Do you think that managing margins is going to be a challenge with rates poised to trend down in the coming quarters?

In the interest rate easing scenario, the challenge primarily is on the margins as the cost of funding will only have a lagged effect of the repo rate cut. We will have to bring the cost of funding down because a significant portion of our loans have already been re-priced with a 100 basis point reduction. In case of deposits that we have already contracted at a particular rate, we cannot change it and we can only revise the rates for the deposits which are getting contracted on a going-forward basis.

The rates we offer on deposits are also driven by what others in the market are offering. So, the full rate cut benefit has not been passed on to depositors yet. There will be some pressure on yield in the near term until we can bring down our cost of funds. We have taken some steps to reduce our deposit rates. But the overall rate environment has dropped more than that. Yes, managing the margins is going to be a challenge.

What are your plans to take the pressure off from the margins and improve profitability?

The focus areas are going to be MSME and retail advances which are the high-yielding assets. The rate of growth of corporate advances will be much slower. The whole idea is to cycle out of the low-yielding advances and cycle into the high-yielding ones. We will get the MSME and retail to come in large enough quantities and then gradually wean ourselves off the low-yielding corporate book. As most of these loans are in the nature of very short-duration assets, we can manage this effectively.

So, the first order of business is to get retail and MSME to grow very considerably so that most of our growth challenges are addressed from those two engines. And then, we have the option as to how much of the corporate we retain and how much we give up. We will be managing the balance sheet dynamically.

On the liability side, our focus is going to be on low-cost funds. As the interest rate regime in the market drops, the difference between CA and SA and term deposits will also drop.
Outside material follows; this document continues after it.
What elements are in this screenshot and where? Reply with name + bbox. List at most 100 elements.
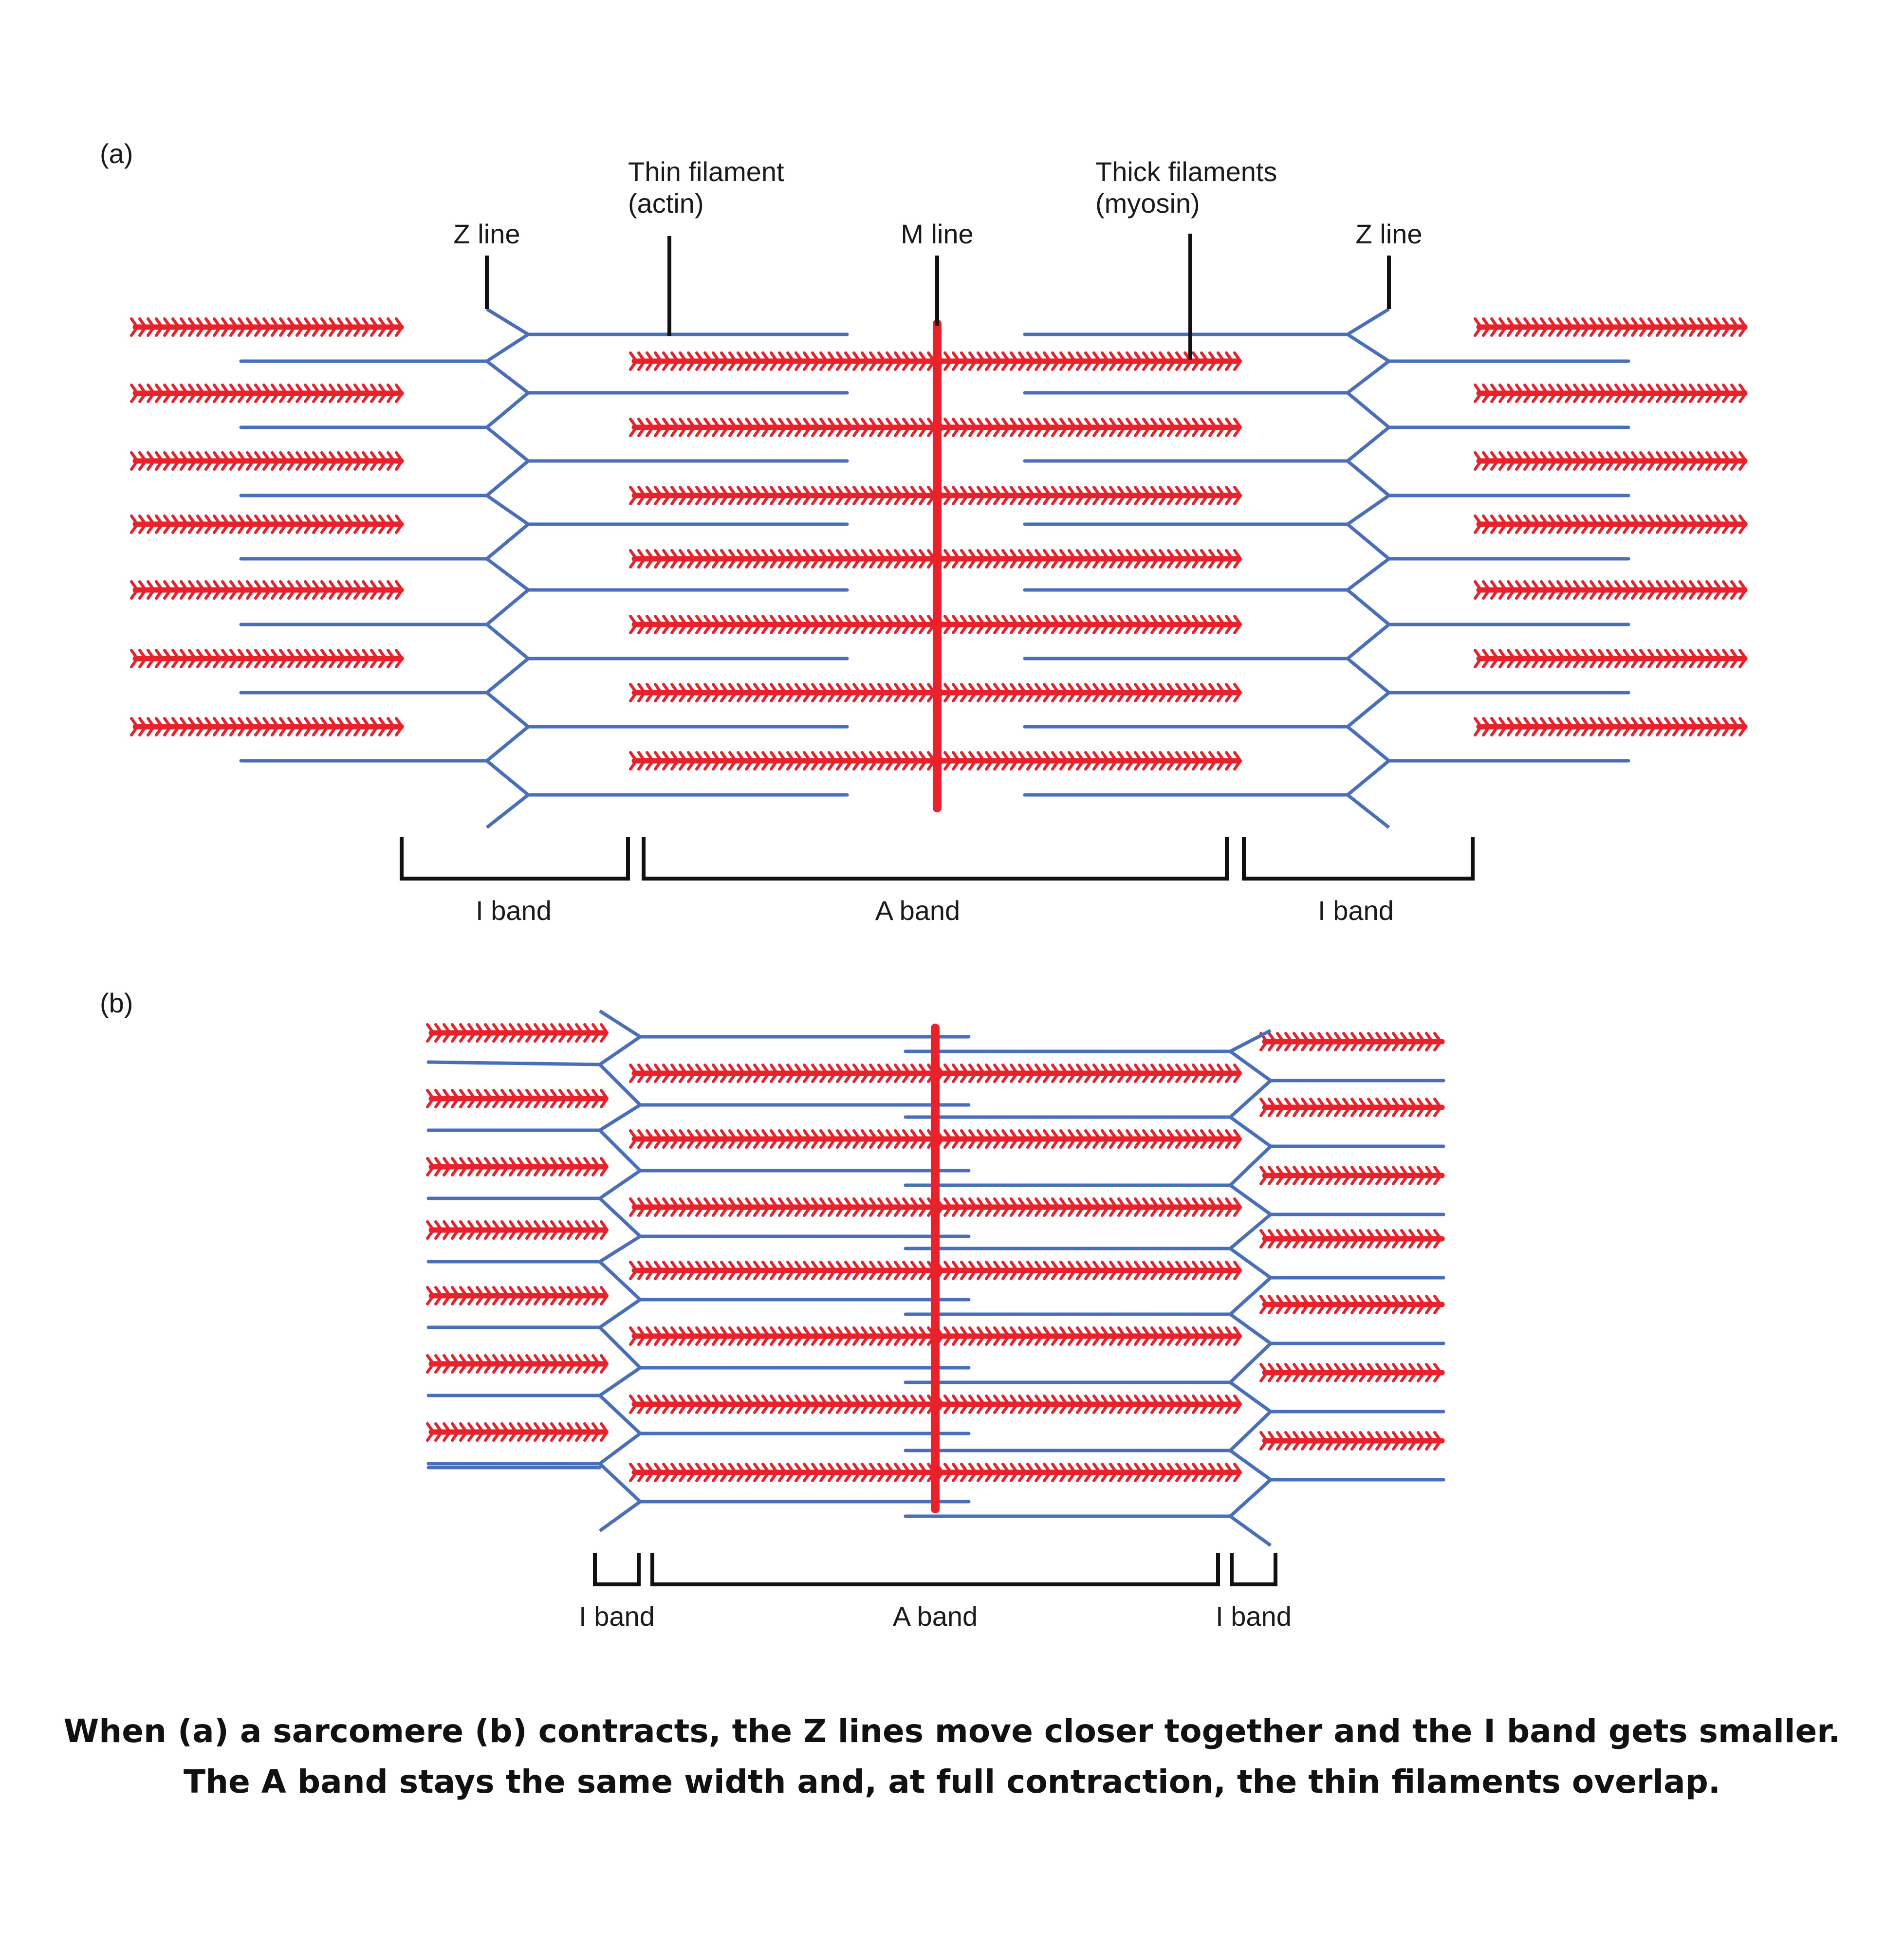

The opportunity cost of not moving the money from CASA to TD will also not be as much. Our view is that the market will grow CA and SA faster this year than it did last year.
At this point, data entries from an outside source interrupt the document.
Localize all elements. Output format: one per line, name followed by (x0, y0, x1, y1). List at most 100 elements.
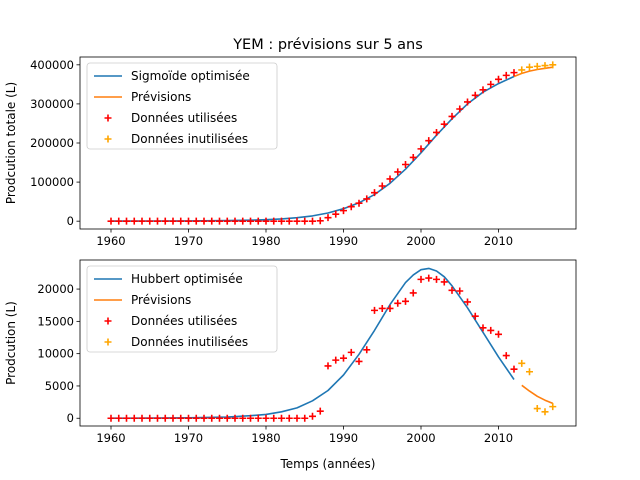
donnees-inutilisees-point (549, 61, 557, 69)
x-tick-label: 1990 (329, 234, 358, 248)
donnees-utilisees-point (254, 217, 262, 225)
donnees-utilisees-point (169, 414, 177, 422)
donnees-utilisees-point (487, 80, 495, 88)
donnees-inutilisees-point (518, 359, 526, 367)
donnees-utilisees-point (216, 217, 223, 225)
previsions-line (513, 66, 553, 78)
x-tick-label: 2000 (406, 431, 435, 445)
donnees-utilisees-point (231, 217, 239, 225)
donnees-utilisees-point (417, 275, 425, 283)
donnees-utilisees-point (316, 407, 324, 415)
donnees-utilisees-point (293, 414, 301, 422)
legend-label-donnees-utilisees: Données utilisées (131, 111, 237, 125)
donnees-utilisees-point (247, 217, 254, 225)
legend-label-donnees-inutilisees: Données inutilisées (131, 132, 248, 146)
donnees-utilisees-point (223, 414, 231, 422)
legend: Hubbert optimisée Prévisions Données utili… (86, 265, 278, 353)
x-tick-label: 2010 (484, 234, 513, 248)
bottom-chart-panel: 1960 1970 1980 1990 2000 2010 0 5000 10000 15000 2… (4, 259, 577, 471)
donnees-utilisees-point (394, 168, 402, 176)
donnees-utilisees-point (115, 414, 123, 422)
donnees-utilisees-point (293, 217, 301, 225)
donnees-utilisees-point (332, 210, 340, 218)
donnees-utilisees-point (262, 217, 270, 225)
donnees-utilisees-point (371, 306, 378, 314)
donnees-inutilisees-point (549, 403, 557, 411)
donnees-inutilisees-point (541, 408, 549, 416)
donnees-utilisees-point (378, 182, 386, 190)
donnees-utilisees-point (417, 145, 425, 153)
donnees-utilisees-point (440, 278, 448, 286)
series-group (107, 61, 557, 225)
donnees-utilisees-point (254, 414, 262, 422)
donnees-utilisees-point (107, 414, 115, 422)
x-tick-label: 1960 (96, 234, 125, 248)
donnees-utilisees-point (115, 217, 123, 225)
donnees-utilisees-point (502, 352, 510, 360)
donnees-utilisees-point (448, 112, 456, 120)
donnees-utilisees-point (161, 414, 169, 422)
legend-label-previsions: Prévisions (131, 90, 191, 104)
donnees-utilisees-point (154, 217, 161, 225)
x-tick-label: 1980 (251, 431, 280, 445)
donnees-utilisees-point (409, 153, 417, 161)
donnees-utilisees-point (355, 357, 363, 365)
donnees-utilisees-point (464, 98, 471, 106)
donnees-utilisees-point (301, 217, 309, 225)
legend-label-donnees-inutilisees: Données inutilisées (131, 335, 248, 349)
donnees-utilisees-point (239, 217, 247, 225)
donnees-utilisees-point (479, 324, 487, 332)
donnees-utilisees-point (169, 217, 177, 225)
donnees-utilisees-point (278, 414, 285, 422)
donnees-utilisees-point (495, 75, 502, 83)
donnees-utilisees-point (355, 199, 363, 207)
donnees-utilisees-point (208, 217, 216, 225)
donnees-utilisees-point (231, 414, 239, 422)
donnees-utilisees-point (402, 297, 409, 305)
donnees-utilisees-point (471, 91, 479, 99)
previsions-line (521, 384, 554, 405)
donnees-utilisees-point (402, 161, 409, 168)
donnees-utilisees-point (433, 128, 440, 136)
donnees-utilisees-point (332, 356, 340, 364)
donnees-utilisees-point (309, 412, 316, 420)
donnees-utilisees-point (495, 330, 502, 338)
donnees-utilisees-point (409, 289, 417, 297)
donnees-utilisees-point (464, 298, 471, 306)
donnees-utilisees-point (347, 203, 355, 211)
donnees-utilisees-point (386, 175, 394, 183)
y-axis-label: Prodcution (L) (4, 301, 18, 385)
donnees-utilisees-point (130, 414, 138, 422)
donnees-utilisees-point (123, 217, 130, 225)
donnees-inutilisees-point (526, 63, 533, 71)
donnees-utilisees-point (123, 414, 130, 422)
donnees-utilisees-point (487, 326, 495, 334)
legend-box (86, 265, 278, 353)
x-tick-label: 2010 (484, 431, 513, 445)
donnees-utilisees-point (239, 414, 247, 422)
x-tick-label: 1980 (251, 234, 280, 248)
donnees-utilisees-point (510, 69, 518, 77)
donnees-utilisees-point (425, 137, 433, 145)
donnees-utilisees-point (185, 217, 192, 225)
donnees-utilisees-point (177, 217, 185, 225)
y-tick-label: 15000 (37, 314, 74, 328)
donnees-inutilisees-point (541, 62, 549, 70)
top-chart-panel: 1960 1970 1980 1990 2000 2010 0 100000 200000 300… (4, 56, 577, 248)
donnees-utilisees-point (278, 217, 285, 225)
donnees-utilisees-point (371, 189, 378, 197)
x-tick-label: 1970 (174, 234, 203, 248)
x-tick-label: 1960 (96, 431, 125, 445)
legend-label-donnees-utilisees: Données utilisées (131, 314, 237, 328)
donnees-utilisees-point (130, 217, 138, 225)
donnees-utilisees-point (440, 120, 448, 128)
donnees-utilisees-point (270, 217, 278, 225)
donnees-utilisees-point (433, 275, 440, 283)
donnees-utilisees-point (270, 414, 278, 422)
donnees-utilisees-point (456, 105, 464, 113)
donnees-utilisees-point (347, 348, 355, 356)
donnees-utilisees-point (177, 414, 185, 422)
donnees-utilisees-point (138, 217, 146, 225)
x-tick-label: 1990 (329, 431, 358, 445)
How do you view the new RBI norms on gold loans?

The new rules provide clarity on what can and can’t be done. For loans under ₹2.5 lakh, intensive credit underwriting is not mandatory. But beyond that full credit underwriting is now required.
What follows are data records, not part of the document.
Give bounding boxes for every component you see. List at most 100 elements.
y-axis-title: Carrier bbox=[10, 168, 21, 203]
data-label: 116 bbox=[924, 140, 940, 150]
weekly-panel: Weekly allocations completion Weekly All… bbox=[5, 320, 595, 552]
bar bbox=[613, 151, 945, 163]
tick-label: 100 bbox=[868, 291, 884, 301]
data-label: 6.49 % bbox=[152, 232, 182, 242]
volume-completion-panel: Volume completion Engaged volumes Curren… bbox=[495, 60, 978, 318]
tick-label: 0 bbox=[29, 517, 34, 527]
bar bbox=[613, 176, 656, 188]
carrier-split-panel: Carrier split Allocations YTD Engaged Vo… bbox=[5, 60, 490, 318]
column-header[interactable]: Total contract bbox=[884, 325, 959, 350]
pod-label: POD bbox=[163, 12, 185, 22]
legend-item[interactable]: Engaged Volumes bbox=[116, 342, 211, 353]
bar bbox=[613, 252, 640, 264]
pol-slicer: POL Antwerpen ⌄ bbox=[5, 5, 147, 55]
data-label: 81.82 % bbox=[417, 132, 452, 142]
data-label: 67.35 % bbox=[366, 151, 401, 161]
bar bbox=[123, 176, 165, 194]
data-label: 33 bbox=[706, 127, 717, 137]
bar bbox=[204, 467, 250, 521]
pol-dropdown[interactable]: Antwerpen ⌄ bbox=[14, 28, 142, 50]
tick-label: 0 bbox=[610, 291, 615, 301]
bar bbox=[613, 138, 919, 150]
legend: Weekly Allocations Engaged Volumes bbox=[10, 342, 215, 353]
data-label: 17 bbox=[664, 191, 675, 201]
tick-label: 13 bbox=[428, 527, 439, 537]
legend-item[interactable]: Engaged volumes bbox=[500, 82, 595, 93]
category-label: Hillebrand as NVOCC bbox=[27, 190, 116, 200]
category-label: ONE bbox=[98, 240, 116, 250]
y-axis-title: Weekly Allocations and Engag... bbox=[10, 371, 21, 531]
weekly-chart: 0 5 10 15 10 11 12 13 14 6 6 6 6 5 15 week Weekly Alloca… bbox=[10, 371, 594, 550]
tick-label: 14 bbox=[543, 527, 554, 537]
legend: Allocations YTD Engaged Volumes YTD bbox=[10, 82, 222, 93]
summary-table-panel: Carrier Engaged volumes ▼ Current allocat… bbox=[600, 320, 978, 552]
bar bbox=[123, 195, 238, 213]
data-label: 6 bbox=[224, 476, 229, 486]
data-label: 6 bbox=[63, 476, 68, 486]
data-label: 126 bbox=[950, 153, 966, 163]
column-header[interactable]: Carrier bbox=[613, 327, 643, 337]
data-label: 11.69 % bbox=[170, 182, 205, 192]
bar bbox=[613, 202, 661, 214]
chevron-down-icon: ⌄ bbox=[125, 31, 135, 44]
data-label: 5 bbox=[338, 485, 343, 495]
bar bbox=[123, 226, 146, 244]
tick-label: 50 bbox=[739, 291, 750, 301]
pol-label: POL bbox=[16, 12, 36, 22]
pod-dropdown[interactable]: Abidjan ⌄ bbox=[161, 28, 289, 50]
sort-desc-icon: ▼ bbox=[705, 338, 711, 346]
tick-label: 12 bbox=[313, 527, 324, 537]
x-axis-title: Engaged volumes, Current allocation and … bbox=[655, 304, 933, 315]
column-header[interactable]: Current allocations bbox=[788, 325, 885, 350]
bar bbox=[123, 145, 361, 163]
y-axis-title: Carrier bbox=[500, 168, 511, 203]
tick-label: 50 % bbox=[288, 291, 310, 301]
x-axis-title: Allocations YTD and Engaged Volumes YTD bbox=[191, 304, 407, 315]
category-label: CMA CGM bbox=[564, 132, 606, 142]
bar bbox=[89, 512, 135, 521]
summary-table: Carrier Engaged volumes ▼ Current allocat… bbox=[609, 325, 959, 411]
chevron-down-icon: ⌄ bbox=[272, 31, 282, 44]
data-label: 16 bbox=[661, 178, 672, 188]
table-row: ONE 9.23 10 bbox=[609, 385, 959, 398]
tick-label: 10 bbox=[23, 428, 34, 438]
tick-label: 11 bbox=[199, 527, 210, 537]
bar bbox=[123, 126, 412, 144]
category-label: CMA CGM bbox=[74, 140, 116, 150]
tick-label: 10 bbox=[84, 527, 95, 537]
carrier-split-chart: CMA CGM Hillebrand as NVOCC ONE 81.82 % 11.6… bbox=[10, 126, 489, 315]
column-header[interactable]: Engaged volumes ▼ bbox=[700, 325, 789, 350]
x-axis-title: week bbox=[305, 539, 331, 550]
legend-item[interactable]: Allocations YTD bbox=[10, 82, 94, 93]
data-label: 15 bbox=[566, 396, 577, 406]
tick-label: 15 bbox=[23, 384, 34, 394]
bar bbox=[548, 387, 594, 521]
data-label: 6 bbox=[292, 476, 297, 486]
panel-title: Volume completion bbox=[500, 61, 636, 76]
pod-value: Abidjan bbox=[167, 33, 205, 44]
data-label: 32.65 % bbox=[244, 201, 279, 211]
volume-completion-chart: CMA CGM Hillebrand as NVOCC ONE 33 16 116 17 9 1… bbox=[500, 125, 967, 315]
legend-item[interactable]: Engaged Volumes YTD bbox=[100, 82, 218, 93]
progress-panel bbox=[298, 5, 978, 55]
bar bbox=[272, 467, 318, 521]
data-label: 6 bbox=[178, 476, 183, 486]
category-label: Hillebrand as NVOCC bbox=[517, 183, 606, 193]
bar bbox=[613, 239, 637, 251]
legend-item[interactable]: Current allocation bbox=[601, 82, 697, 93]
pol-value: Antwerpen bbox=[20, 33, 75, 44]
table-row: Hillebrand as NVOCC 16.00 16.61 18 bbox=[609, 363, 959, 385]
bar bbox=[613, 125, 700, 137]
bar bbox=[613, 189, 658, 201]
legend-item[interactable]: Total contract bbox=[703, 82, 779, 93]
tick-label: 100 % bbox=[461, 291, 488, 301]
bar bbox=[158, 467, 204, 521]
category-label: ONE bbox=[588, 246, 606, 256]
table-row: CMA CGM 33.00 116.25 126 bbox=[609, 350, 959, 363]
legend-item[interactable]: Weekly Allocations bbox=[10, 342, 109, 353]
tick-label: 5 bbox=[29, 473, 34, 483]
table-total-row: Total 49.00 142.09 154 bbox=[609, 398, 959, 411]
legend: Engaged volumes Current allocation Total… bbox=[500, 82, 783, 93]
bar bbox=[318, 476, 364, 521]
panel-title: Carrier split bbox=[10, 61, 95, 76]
This means, we need to verify the borrower’s repayment ability which adds more steps to the process. We are currently adjusting our systems and protocols to align with these changes.

How do you plan to take your digital initiatives forward?

We are redefining our digital strategy to operate as a distinct revenue-generating unit by tapping into opportunities from purely digital channels. Our vision is to forge strategic alliances with fintechs and digital ecosystems to accelerate our digital transformation journey. The core objective is to enhance the banking experience by addressing the limitations of traditional branch banking, while optimising costs and ensuring scalability.

In recent months, we have built three robust digital assets: a blog and the Fincredibles vlog channels in both English and Malayalam. These platforms have received an encouraging response and are playing a pivotal role in driving digital engagement and customer acquisition.

We have launched several digital-first products over the past year to deepen our market presence and streamline customer journeys, including Quick Personal Loan; Quick FD and GST Power.

On the co-lending front, we have partnered with several leading fintechs and NBFCs. We believe these collaborations will be instrumental in expanding our lending portfolio and scaling our digital capabilities.